From 91bb77a8806ee2987e856f66674cf3aa8b1d60db Mon Sep 17 00:00:00 2001
From: Ivan Nardi <12729895+IvanNardi@users.noreply.github.com>
Date: Wed, 22 Dec 2021 19:54:06 +0100
Subject: A final(?) effort to reduce memory usage per flow (#1389)
Remove some unused fields and re-organize other ones.
In particular:
* Update the parameters of `ndpi_ssl_version2str()` function
* Zattoo, Thunder: these timestamps aren't really used.
* Ftp/mail: these protocols are dissected only over TCP.
* Attention must be paid to TLS.Bittorrent flows to avoid invalid
read/write to `flow->protos.bittorrent.hash` field.
This is the last(?) commit of a long series (see 22241a1d, 227e586e,
730c2360, a8ffcd8b) aiming to reduce library memory consumption.

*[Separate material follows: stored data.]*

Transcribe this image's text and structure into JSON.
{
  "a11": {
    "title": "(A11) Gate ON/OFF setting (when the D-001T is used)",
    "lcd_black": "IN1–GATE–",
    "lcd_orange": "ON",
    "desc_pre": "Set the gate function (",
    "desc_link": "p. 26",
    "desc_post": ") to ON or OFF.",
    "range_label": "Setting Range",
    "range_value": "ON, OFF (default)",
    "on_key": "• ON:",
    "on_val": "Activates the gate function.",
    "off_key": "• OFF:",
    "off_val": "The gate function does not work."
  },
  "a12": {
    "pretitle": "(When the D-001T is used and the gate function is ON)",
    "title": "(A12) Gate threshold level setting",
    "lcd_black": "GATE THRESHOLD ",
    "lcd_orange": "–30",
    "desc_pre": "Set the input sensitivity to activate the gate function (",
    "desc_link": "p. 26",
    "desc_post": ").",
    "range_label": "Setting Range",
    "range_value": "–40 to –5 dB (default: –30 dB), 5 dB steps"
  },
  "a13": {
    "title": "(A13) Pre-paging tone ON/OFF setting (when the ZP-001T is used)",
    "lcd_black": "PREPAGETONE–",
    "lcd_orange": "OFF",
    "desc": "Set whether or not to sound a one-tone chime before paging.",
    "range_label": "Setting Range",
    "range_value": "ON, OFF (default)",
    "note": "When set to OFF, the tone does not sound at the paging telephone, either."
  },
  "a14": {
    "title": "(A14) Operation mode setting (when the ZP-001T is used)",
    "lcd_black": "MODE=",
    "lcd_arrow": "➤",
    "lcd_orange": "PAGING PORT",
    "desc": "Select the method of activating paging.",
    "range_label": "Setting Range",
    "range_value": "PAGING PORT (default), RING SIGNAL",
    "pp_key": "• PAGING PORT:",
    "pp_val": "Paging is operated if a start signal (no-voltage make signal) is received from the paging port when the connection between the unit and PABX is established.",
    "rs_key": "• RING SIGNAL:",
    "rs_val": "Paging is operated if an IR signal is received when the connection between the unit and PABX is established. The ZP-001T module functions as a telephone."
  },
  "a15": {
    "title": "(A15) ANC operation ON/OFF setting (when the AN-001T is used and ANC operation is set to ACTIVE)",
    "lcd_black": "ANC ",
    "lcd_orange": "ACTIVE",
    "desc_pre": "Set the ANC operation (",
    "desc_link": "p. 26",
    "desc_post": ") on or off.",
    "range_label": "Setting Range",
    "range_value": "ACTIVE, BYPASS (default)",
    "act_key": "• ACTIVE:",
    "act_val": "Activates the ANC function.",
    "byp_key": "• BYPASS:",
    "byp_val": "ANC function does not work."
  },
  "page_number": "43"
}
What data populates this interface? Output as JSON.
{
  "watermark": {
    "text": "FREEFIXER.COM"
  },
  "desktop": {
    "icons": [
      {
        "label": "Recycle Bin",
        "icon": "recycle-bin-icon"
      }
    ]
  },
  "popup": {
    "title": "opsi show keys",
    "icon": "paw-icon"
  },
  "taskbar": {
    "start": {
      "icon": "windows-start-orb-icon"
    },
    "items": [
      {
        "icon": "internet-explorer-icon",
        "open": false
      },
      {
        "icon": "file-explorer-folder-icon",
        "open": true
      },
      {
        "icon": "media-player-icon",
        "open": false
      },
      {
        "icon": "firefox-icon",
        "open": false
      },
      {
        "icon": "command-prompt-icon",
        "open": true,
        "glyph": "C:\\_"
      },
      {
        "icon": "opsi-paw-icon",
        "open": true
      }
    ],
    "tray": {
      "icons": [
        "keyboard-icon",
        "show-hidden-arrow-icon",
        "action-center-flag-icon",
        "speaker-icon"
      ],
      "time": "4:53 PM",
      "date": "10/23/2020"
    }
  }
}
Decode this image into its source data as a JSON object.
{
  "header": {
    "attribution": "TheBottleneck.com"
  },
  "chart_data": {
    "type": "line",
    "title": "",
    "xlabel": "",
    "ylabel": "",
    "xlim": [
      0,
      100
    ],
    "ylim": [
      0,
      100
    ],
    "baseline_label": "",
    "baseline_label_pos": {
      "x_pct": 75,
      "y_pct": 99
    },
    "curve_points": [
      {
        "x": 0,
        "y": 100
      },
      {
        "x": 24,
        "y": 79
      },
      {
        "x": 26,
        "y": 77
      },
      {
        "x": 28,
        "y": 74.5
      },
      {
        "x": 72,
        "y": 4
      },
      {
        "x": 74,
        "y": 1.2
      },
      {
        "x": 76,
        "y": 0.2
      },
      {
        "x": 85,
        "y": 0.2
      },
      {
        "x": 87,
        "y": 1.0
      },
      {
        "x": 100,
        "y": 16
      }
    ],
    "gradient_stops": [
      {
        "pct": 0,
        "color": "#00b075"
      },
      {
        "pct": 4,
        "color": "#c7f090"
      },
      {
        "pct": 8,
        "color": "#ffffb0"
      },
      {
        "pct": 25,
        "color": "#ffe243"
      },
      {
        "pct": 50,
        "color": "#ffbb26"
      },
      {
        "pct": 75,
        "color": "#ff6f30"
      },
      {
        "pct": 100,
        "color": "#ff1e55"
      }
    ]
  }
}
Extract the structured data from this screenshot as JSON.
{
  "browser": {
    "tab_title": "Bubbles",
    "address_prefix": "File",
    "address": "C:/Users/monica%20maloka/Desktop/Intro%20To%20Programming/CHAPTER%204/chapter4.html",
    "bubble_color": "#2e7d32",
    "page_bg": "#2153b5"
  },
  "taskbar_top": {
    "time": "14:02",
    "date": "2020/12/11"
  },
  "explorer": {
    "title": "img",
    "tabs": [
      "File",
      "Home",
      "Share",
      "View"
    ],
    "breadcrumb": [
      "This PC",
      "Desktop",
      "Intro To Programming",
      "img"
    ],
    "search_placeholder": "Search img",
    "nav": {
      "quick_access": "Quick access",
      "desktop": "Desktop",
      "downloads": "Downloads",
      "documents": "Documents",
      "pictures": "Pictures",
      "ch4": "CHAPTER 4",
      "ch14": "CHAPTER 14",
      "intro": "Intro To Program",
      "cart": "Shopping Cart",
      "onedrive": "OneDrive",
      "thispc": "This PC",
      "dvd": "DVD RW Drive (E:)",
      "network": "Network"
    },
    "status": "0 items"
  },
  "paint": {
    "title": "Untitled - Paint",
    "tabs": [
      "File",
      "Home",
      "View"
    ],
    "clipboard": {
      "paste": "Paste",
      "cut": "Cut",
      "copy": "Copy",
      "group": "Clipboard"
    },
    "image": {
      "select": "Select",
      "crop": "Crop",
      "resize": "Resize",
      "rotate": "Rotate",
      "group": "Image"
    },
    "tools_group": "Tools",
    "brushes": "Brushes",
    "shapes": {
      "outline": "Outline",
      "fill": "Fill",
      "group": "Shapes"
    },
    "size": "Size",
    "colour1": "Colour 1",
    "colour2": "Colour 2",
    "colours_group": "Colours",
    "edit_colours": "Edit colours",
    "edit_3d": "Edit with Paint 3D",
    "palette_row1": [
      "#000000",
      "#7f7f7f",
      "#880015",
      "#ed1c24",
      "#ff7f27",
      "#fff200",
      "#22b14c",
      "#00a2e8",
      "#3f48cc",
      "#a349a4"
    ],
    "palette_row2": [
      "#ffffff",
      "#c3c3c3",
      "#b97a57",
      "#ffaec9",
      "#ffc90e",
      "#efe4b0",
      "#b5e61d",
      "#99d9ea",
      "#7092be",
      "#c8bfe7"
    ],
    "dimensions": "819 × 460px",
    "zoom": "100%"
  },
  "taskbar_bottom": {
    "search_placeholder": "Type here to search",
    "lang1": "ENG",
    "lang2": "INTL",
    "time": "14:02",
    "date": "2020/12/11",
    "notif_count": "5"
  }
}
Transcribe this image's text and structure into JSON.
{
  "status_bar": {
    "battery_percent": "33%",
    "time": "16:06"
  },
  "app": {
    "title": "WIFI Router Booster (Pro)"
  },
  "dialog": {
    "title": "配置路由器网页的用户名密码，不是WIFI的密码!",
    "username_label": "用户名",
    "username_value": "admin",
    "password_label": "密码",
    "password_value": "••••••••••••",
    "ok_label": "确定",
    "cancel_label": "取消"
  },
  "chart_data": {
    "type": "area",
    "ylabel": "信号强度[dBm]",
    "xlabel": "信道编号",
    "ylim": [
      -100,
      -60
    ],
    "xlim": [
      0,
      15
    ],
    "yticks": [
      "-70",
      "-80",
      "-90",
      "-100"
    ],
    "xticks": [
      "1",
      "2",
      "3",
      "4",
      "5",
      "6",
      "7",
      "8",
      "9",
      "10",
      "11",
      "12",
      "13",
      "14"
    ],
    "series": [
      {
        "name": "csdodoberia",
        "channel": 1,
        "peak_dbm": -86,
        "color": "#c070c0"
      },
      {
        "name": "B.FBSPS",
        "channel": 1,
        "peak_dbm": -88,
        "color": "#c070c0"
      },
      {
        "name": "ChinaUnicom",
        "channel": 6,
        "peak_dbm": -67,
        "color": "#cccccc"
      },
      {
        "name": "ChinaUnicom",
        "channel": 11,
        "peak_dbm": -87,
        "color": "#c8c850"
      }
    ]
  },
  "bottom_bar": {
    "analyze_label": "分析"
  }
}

Before, at nDPI 4.0 (more precisly, at a6b10cf7, because memory stats
were wrong until that commit):
```
nDPI Memory statistics:
nDPI Memory (once): 221.15 KB
Flow Memory (per flow): 2.94 KB
```
Now:
```
nDPI Memory statistics:
nDPI Memory (once): 231.71 KB
Flow Memory (per flow): 1008 B <---------
```
i.e. memory usage per flow has been reduced by 66%, dropping below the
psychological threshold of 1 KB.
To further reduce this value, we probably need to look into #1279:
let's fight this battle another day.
---
src/include/ndpi_api.h.in | 2 +-
src/include/ndpi_typedefs.h | 49 +++++++++++++++++++--------------------------
2 files changed, 22 insertions(+), 29 deletions(-)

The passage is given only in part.